Every authenticated request carries one of two credentials: a JWT obtained by logging in, or an API key. This page documents the login and permission endpoints and how to present each credential.

MethodPathPurpose
POST/auth/loginExchange username/password for a JWT
POST/machhub/auth/loginSame login, mounted on the data plane (used by the SDK)
GET/auth/permission/action/feature/:feature/scope/:scopeCheck the caller’s permission for a feature/scope

/auth/login and /machhub/auth/login are the same handler mounted on two prefixes — either works.

Send credentials as JSON:

POST /auth/login
Content-Type: application/json
{ "username": "admin", "password": "admin" }

On success the response contains a signed JWT in the tkn field:

{ "success": true, "tkn": "<jwt>" }

Bad credentials return 401 Unauthorized with a plain-text body (Invalid Username or Password); a malformed body returns 400 Bad Request.

sequenceDiagram
  participant App
  participant API as MACHHUB Platform
  App->>API: POST /auth/login { username, password }
  API-->>App: { success: true, tkn }
  App->>API: GET /machhub/products/all\nAuthorization: Bearer tkn
  API-->>App: [ ...records ]

Send one of these headers on each request.

Authorization: Bearer <jwt>

MACHHUB verifies the token’s signature on every request; the claims carry the user identity used for permission checks.

X-Machhub-Api-Key: mchx_<key-secret>

API keys are prefixed mchx_ and are created in the console (Account → Developer Keys).
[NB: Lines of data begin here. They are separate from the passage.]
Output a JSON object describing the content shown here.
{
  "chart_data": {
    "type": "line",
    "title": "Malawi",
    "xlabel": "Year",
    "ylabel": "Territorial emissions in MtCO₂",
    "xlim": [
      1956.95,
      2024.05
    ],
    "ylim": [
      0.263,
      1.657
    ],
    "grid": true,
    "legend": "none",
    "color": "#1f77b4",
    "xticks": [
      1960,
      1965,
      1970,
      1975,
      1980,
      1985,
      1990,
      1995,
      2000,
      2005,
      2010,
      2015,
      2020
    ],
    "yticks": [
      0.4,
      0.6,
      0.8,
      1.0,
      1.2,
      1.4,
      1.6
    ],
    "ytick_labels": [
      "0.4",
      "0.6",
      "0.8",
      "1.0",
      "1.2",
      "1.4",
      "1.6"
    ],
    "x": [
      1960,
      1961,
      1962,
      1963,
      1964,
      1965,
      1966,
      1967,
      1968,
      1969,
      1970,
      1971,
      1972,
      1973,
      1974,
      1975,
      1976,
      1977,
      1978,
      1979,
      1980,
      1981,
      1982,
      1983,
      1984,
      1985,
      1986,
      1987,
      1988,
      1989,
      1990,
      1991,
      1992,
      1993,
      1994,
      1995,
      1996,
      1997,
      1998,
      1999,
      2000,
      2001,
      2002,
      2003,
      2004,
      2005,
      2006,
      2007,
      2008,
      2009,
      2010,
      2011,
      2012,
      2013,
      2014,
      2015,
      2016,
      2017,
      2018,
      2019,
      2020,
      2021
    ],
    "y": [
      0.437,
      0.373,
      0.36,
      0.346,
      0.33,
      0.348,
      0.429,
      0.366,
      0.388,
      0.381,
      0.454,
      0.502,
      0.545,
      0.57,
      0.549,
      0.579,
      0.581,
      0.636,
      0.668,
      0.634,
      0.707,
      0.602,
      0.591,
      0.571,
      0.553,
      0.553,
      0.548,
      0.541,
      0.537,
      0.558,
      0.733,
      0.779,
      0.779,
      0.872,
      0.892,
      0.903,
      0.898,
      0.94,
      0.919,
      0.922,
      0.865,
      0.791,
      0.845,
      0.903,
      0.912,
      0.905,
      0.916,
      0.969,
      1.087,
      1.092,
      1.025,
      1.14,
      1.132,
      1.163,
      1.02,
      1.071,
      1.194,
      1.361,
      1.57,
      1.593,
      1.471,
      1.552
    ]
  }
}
The full key is shown once at creation — store it securely.

The permission endpoint reports the caller’s effective access to a feature within a scope, using the permission model.

GET /auth/permission/action/feature/users/scope/all

The response reports the list of actions the caller is granted for that feature/scope:

{ "actions": ["read", "create", "update"] }

actions is an array of the granted action verbs (an empty array [] means no access). Actions are the domain’s configured verbs — built-ins such as read and read-write, plus any custom actions (e.g. export). The endpoint always returns 200 OK; inspect actions to decide what the caller may do.